[Author Prev][Author Next][Thread Prev][Thread Next][Author Index][Thread Index]
[Libevent-users] RFC: strategy for deadlock avoidance and safe finalization in Libevent 2.1
- To: libevent-users@xxxxxxxxxxxxx
- Subject: [Libevent-users] RFC: strategy for deadlock avoidance and safe finalization in Libevent 2.1
- From: Nick Mathewson <nickm@xxxxxxxxxxxxx>
- Date: Tue, 9 Apr 2013 18:50:19 -0400
- Delivered-to: archiver@xxxxxxxx
- Delivered-to: libevent-users-outgoing@xxxxxxxx
- Delivered-to: libevent-users@xxxxxxxx
- Delivery-date: Tue, 09 Apr 2013 18:50:24 -0400
- Dkim-signature: v=1; a=rsa-sha256; c=relaxed/relaxed; d=gmail.com; s=20120113; h=mime-version:x-received:sender:date:x-google-sender-auth:message-id :subject:from:to:content-type; bh=63brj4D3IX/o6Z784ijzkapAgajIP9mgNj8g+YHx/L8=; b=ZZbxeSxIV3U2tWtvv8cgUeZFpplzyxML3tvEwPUwT3jlbd+vMAvFtHOZs0djRjWesI FsIZqupB2BowTZipeWcWeap+yjxETlJ4iiTHnaPq/wiijB+IfWpgec0ytRmFsqf+Z/Qy k/xkb/lUAJGqRN4XXew8V0W/feFEiNyBRrTAAsWF8Op85Q25WJXw/aWQOWwq+LCxaGK/ GQsh3GRtOvuvL/z+PrUxLu3dZ6uZtBXRxkugXIr7M3VNDEPLcvuAm7NeasNbXkVq39i4 EEzo5ubKEFpZm0z7HLtdSPE1k1faVdwF4arl9cCn5JLfNwRT4OVbISf+RiYfSd3PX1sG 7fHQ==
- Reply-to: libevent-users@xxxxxxxxxxxxx
- Sender: owner-libevent-users@xxxxxxxxxxxxx
Libevent 2.1.x may introduce an optional new "finalize" model to
avoid some delays and deadlocks in multithreaded applications.

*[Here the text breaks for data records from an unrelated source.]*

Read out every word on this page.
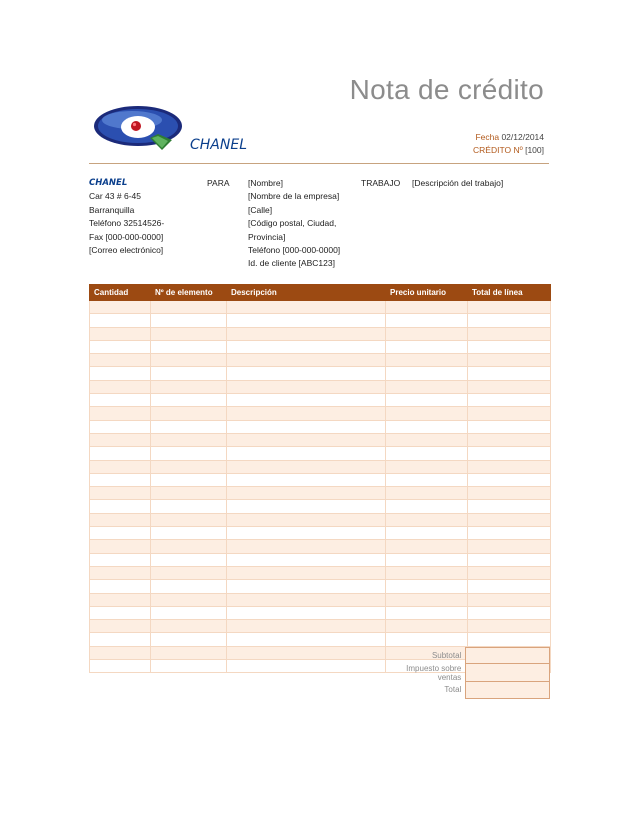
Nota de crédito
CHANEL	Fecha 02/12/2014
CRÉDITO Nº [100]
CHANEL
Car 43 # 6-45
Barranquilla
Teléfono 32514526-
Fax [000-000-0000]
[Correo electrónico]
PARA [Nombre]
[Nombre de la empresa]
[Calle]
[Código postal, Ciudad, Provincia]
Teléfono [000-000-0000]
Id. de cliente [ABC123]
TRABAJO [Descripción del trabajo]
Cantidad	Nº de elemento	Descripción	Precio unitario	Total de línea

Subtotal	
Impuesto sobre ventas	
Total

Here I'll discuss why the solution is necessary, how it works,
and how to use it.
The APIs are not yet set in stone; anything could
change. Feedback would be very welcome. Questions too.
The problem that Libevent 2.0 solved, and how it solved it:
Since the earliest versions of Libevent, this kind of pattern has
been used when finally disabling an event.
event_del(ev);
free(data); // data was used in ev's callback.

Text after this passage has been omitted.